Come aveva già annunciato in una intervista, il vicesindaco Garritano - intervenuto al dibattito aiellese - ha ribadito la richiesta alla deputazione parlamentare calabrese di impegnarsi a risolvere in tempi brevi la grave questione. Diversamente, ne ha chiesto le immediate dimissioni e annunciato azioni di lotta come il blocco della ferrovia.

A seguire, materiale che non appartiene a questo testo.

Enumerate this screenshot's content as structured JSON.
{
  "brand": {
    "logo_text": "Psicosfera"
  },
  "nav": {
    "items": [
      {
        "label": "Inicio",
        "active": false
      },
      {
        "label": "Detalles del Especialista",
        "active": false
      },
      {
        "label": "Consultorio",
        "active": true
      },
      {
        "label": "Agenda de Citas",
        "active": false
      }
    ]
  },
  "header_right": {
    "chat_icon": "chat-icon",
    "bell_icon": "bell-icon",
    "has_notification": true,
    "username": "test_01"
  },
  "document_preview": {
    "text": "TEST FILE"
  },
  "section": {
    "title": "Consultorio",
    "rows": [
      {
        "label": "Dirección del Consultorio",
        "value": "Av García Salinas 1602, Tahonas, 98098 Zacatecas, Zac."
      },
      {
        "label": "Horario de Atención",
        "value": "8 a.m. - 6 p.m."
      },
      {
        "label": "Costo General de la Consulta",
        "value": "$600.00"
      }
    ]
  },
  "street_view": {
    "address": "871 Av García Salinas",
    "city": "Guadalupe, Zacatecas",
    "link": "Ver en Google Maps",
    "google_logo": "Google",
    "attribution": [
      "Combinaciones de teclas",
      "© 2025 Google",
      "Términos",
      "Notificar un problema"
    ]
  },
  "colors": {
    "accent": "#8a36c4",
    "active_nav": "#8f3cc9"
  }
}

Di pari passione morale, l'invito di Antonino Morabito, presidente regionale di Legambiente Calabria che dagli inizi degli anni '90 ha denunciato i traffici illeciti di scorie radioattive sulle navi a perdere. La parola d'ordine per Morabito è "ricostruire la speranza". Indispensabile, per l'attivista di Legambiente, una reazione forte per il presente ed il futuro. Legambiente - ha detto in sostanza - farà azioni di lotta in tutta la regione contro il peggior appalto che la ‘ndrangheta potesse prendere negli anni '80. Ovvero quello di avvelenare anche i propri figli. Una battaglia da fare insieme per riconquistare i nostri diritti, facendo squadra.